Workshop Presentation: What Does Literacy Look Like?

Best Practices Donahue Session
I am fortunate in that I am co-facilitating a roundtable session this morning at the Western Massachusetts Writing Project‘s Best Practices conference. The session I am part of evolved from a year-long partnership in which three WMWP leaders (myself, and two others) led professional development around literacy at an urban elementary/middle school. During the year, we moved from the Common Core implementation, to the introduction of a true Writing Workshop model, to using technology and digital media, to having teachers launch into a classroom inquiry project.

Today, in our Dialogues with Donahue session (the name of the school), we will be talking about the hurdles and the successes that were part of our year together, framed around the essential question of “what does literacy look like” at a school and how do you bring teachers together to begin to foster a shared vision of what writing and reading looks like in the classroom. The inquiry projects were at the heart of this work, allowing teachers to develop an important question and working to make change in their classroom, and school.
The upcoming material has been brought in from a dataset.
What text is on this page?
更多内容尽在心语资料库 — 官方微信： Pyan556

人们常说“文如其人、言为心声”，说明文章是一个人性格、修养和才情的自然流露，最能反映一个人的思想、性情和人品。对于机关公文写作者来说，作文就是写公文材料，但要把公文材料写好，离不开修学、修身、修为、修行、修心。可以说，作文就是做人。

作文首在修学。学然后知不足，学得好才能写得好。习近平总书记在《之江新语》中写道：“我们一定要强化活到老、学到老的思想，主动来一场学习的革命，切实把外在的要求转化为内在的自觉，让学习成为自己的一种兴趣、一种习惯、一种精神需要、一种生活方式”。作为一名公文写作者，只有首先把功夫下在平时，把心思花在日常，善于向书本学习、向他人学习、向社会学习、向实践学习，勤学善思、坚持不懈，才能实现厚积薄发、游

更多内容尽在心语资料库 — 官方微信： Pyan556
This was also the most difficult part, as many of these teachers had become accustomed to stand/deliver professional development, and not inquiry-based work. Some of the teachers will be sharing their journey today and involving the audience in examining their own school climate around literacy and doing some thinking about inquiry themselves.
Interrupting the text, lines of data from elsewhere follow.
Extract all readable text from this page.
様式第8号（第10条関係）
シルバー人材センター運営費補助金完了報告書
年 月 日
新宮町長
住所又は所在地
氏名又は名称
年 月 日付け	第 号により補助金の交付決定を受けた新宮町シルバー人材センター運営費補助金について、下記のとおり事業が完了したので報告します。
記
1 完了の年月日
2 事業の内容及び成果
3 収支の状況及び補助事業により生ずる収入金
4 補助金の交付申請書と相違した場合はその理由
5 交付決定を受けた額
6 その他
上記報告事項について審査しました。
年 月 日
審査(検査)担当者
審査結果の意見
An added bonus: Peter Elbow, whose work — including the influential Writing Without Teachers — has informed writing instruction for decades now, is the keynote speaker for our WMWP Best Practices event. I have my video camera and he has given me permission to tape his talk, so I will see what I can do with the video in the coming days. Elbow’s topic is about speaking and listening, as tied into his new book Vernacular Eloquence, and the connections to writing.